Representatives for Vista and PAI declined to comment.

One of investors’ big concerns is that NAV loans can increase portfolio companies’ exposure to potential weaknesses in other investments. By contrast, when a particular company takes on debt, it’s exposing only itself to default and other risks instead of an entire portfolio of firms.

Some limited partners may still support NAV loans if they deem using the debt to be the most cost-effective way to invest in portfolio companies, according to Allen Waldrop, director of private equity investments at Alaska Permanent Fund Corp.

But the Alaska fund doesn’t support those loans if private equity funds are “just leveraging the portfolio to get distributions,” he added. “You’re just layering on more risk.”

Limited Power

Fund documents historically haven’t addressed the question of whether a private equity fund can tap into these types of loans, and some firms have interpreted the absence of language governing NAV loans as unrestricted consent. 

The lack of clarity makes now an ideal time to create standards and practices for the loans, according to some institutional investors. Limited partners are pushing firms to inform them before pursuing a NAV loan. Fund investors are also trying to insert language into fund documents that would explicitly require the firm to get approval from their limited partner advisory committee, or a majority of LPs.

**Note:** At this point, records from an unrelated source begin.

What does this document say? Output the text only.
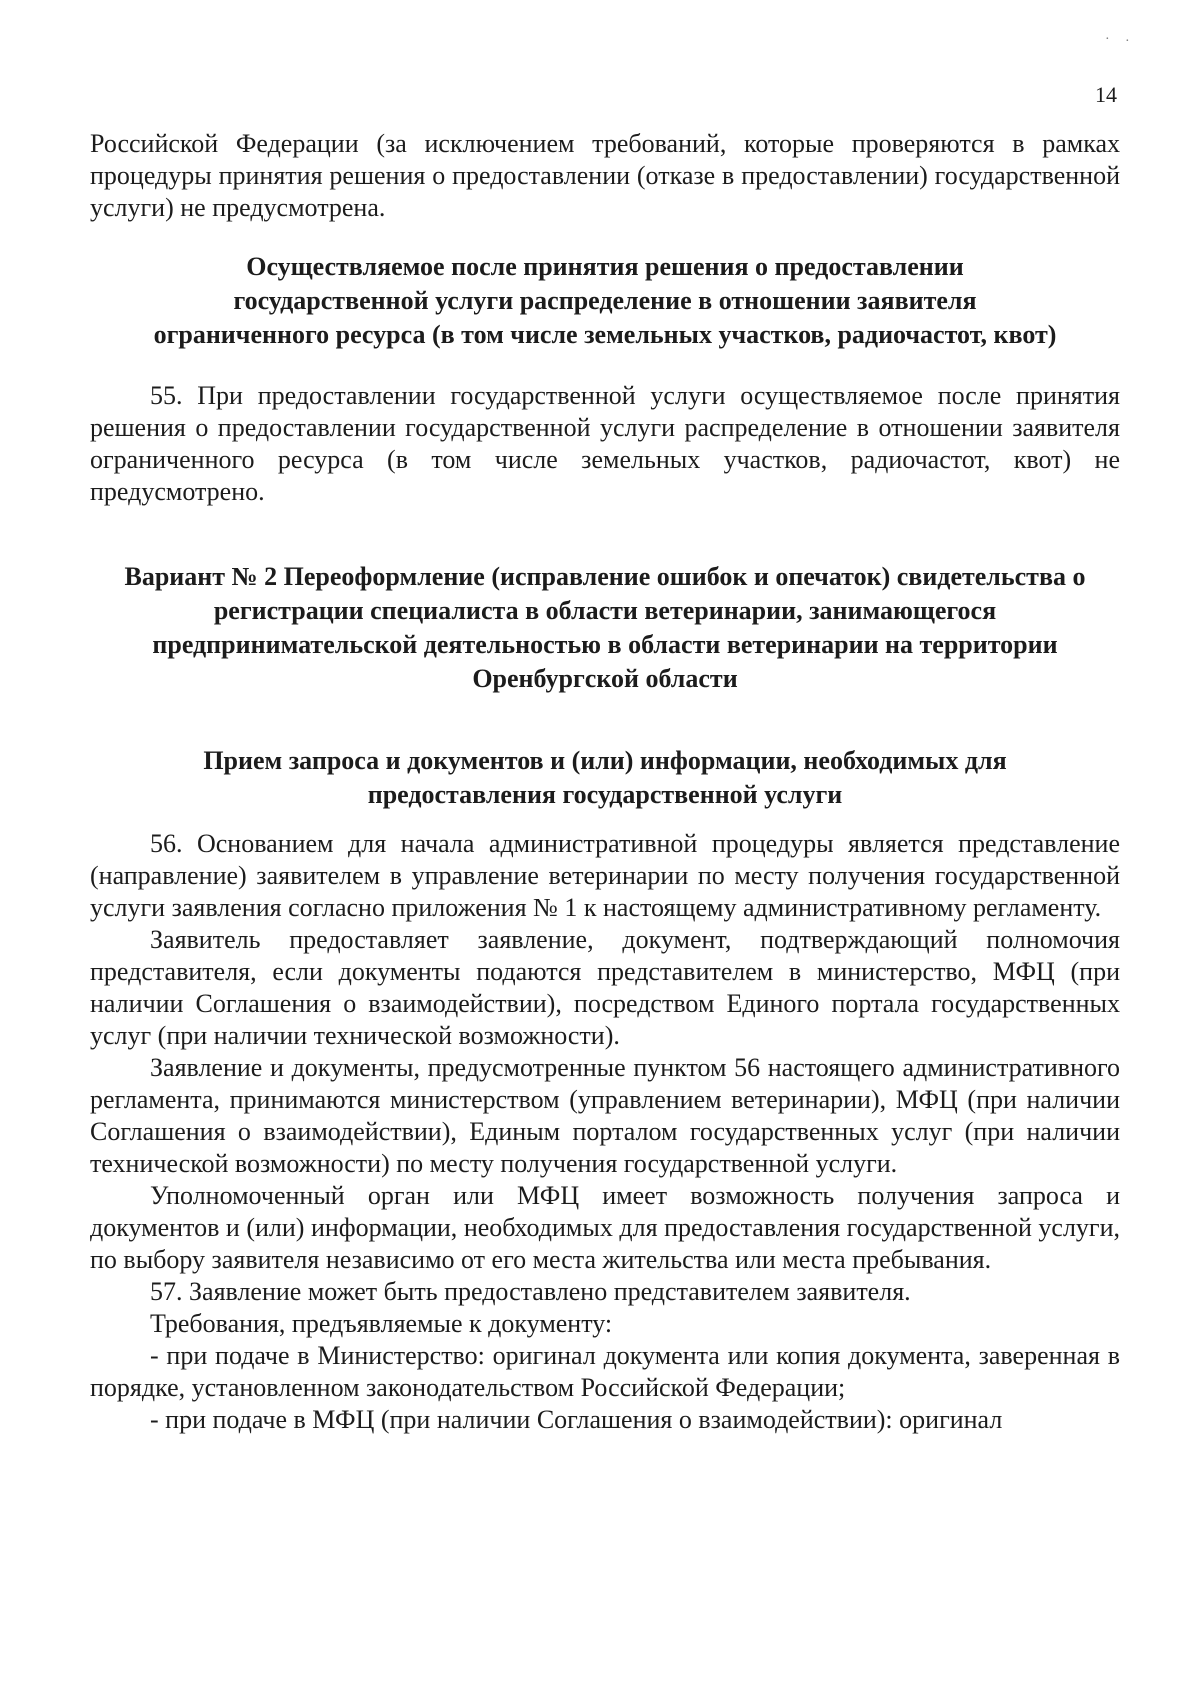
14

Российской Федерации (за исключением требований, которые проверяются в рамках процедуры принятия решения о предоставлении (отказе в предоставлении) государственной услуги) не предусмотрена.

Осуществляемое после принятия решения о предоставлении государственной услуги распределение в отношении заявителя ограниченного ресурса (в том числе земельных участков, радиочастот, квот)

55. При предоставлении государственной услуги осуществляемое после принятия решения о предоставлении государственной услуги распределение в отношении заявителя ограниченного ресурса (в том числе земельных участков, радиочастот, квот) не предусмотрено.

Вариант № 2 Переоформление (исправление ошибок и опечаток) свидетельства о регистрации специалиста в области ветеринарии, занимающегося предпринимательской деятельностью в области ветеринарии на территории Оренбургской области
Прием запроса и документов и (или) информации, необходимых для предоставления государственной услуги

56. Основанием для начала административной процедуры является представление (направление) заявителем в управление ветеринарии по месту получения государственной услуги заявления согласно приложения № 1 к настоящему административному регламенту.

Заявитель предоставляет заявление, документ, подтверждающий полномочия представителя, если документы подаются представителем в министерство, МФЦ (при наличии Соглашения о взаимодействии), посредством Единого портала государственных услуг (при наличии технической возможности).

Заявление и документы, предусмотренные пунктом 56 настоящего административного регламента, принимаются министерством (управлением ветеринарии), МФЦ (при наличии Соглашения о взаимодействии), Единым порталом государственных услуг (при наличии технической возможности) по месту получения государственной услуги.

Уполномоченный орган или МФЦ имеет возможность получения запроса и документов и (или) информации, необходимых для предоставления государственной услуги, по выбору заявителя независимо от его места жительства или места пребывания.

57. Заявление может быть предоставлено представителем заявителя.

Требования, предъявляемые к документу:

- при подаче в Министерство: оригинал документа или копия документа, заверенная в порядке, установленном законодательством Российской Федерации;

- при подаче в МФЦ (при наличии Соглашения о взаимодействии): оригинал

· ·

Meanwhile, some investors are trying to change old agreements on their existing fund investments and looking at how to insert language in new fund documents that addresses both NAV loans and other funding structures that could proliferate over the five to 10 years of a fund’s life.

But limited partners — especially large institutional investors — have limited bargaining power. 

As much as they might object to NAV loans, fund investors also realize they can’t push back too much because they might not have an alternative private equity firm to take their cash.

“The biggest investors especially are more constrained because they need to deploy large sums, and not all investment firms can take a $500 million ticket for example,” said Neal Prunier, senior director of industry affairs at Institutional Limited Partners Association.

Prunier’s firm, a trade association for investors in private equity, is expected to publish a report on best practices for NAV loans later this year.

Ultimately, if investors prefer private equity firms to curb their use of these controversial loans, they might have to wait until it’s easier to exit investments.